Dans les pays du Maghreb et de l’Afrique subsaharienne, « la Russie a déployé plus de 50 attachés agricoles depuis un an et demi », a appuyé Yann Lebeau, responsable de la zone chez Intercéréales. Il a détaillé :
- Tunisie. « Le prix du blé est le critère numéro un pour le pays », ce qui donne un avantage à la Russie. Par ailleurs, les acteurs russes font partie des seuls à se positionner lorsque les garanties financières sont peu nombreuses. Néanmoins, « nous avons bon espoir de trouver un moyen pour se positionner de nouveau sur ce pays » ;
- Maroc. « Les opérateurs marocains se sont intéressés au blé russe cette année, à la faveur des prix très bas. Mais administrativement, c’est compliqué », ce qui freine les achats ;
- Afrique subsaharienne. La Russie déploie son influence dans la zone. Elle a fait des dons de blé à six pays (Somalie, Érythrée, Zimbabwe, Mali, Burkina Faso, République centrafricaine).
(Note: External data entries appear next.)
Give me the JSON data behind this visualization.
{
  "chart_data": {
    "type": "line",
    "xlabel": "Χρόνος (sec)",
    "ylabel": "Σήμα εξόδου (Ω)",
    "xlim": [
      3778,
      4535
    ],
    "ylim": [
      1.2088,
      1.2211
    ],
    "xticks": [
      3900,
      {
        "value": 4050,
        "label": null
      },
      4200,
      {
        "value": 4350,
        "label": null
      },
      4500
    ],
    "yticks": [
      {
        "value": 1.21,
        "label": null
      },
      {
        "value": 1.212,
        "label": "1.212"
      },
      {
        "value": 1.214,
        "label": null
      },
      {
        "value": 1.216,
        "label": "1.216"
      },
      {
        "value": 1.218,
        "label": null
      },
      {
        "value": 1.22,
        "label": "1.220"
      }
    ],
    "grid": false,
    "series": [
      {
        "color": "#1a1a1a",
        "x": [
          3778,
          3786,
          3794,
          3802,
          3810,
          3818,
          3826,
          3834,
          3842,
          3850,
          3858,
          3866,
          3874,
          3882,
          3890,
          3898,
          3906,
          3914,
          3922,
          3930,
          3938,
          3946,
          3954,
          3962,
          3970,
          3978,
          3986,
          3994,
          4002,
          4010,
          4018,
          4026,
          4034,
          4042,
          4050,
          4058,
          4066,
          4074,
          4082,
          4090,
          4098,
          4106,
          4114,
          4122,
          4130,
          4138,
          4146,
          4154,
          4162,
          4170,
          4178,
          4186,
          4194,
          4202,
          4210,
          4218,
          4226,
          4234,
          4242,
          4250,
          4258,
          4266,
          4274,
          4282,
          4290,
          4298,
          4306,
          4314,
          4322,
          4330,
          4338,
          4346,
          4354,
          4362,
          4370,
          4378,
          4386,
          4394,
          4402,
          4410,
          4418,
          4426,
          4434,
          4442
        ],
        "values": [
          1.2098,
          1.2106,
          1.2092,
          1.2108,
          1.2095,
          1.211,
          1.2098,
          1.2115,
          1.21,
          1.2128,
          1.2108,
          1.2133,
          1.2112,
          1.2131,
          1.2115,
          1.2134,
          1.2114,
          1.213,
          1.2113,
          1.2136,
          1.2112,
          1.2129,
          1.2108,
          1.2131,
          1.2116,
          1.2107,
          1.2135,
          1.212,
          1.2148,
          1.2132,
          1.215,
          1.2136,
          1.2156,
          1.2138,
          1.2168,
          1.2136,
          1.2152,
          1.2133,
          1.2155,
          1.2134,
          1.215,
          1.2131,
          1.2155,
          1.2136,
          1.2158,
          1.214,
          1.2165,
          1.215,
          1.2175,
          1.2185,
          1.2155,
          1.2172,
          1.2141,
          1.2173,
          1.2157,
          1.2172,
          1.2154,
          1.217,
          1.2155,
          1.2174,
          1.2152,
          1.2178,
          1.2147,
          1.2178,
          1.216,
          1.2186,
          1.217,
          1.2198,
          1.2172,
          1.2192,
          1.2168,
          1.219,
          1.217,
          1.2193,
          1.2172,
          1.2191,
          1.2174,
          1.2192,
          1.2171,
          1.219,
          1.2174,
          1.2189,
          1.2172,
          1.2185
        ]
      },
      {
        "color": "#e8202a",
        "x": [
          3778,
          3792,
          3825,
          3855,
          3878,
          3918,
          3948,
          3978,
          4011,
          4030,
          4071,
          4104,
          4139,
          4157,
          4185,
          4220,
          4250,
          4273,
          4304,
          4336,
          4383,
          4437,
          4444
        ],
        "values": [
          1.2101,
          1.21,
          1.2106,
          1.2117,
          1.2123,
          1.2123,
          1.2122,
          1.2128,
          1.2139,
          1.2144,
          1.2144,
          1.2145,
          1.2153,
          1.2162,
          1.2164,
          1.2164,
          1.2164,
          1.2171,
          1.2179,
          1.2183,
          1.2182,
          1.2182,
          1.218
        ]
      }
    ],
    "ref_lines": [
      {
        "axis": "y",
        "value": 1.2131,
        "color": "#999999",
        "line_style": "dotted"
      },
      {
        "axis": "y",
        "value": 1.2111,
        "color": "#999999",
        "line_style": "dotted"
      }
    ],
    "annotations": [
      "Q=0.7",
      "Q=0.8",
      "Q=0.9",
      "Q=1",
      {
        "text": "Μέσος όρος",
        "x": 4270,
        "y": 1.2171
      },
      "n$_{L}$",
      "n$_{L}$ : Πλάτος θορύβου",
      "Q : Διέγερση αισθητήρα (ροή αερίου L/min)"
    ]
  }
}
Ces marchés pourraient être déstabilisés, et il sera plus compliqué d’y vendre des céréales, a estimé Yann Lebeau.
En Europe, les origines françaises sont également challengées par l’arrivée massive de blé ukrainien sur le marché à la suite du début de la guerre dans le pays.
Travailler à des outils pour la compétitivité
« La filière céréalière est politique et géopolitique, un accompagnement est nécessaire face à la puissance et à l’agressivité russe sur les marchés, a conclu Philippe Heusele. La concurrence libre et non faussée n’est plus de mise. Il nous faut travailler à des outils pour pouvoir reprendre des avantages compétitifs. Nous avons commencé à les travailler avec le gouvernement. »
Si le court terme est jugé « difficile », Philippe Heusele se veut positif pour le moyen et le long terme. Avantages compétitifs, proximité, fiabilité ou encore volonté de diversification des acheteurs… Pour certaines destinations, « l’offre française a toute sa place », a-t-il assuré.
En Chine par exemple, la France peut tirer son épingle du jeu, et en particulier en orge de brasserie. Quant au blé, la cote de sympathie est par exemple « très élevée au Maroc », a jugé Yann Lebeau.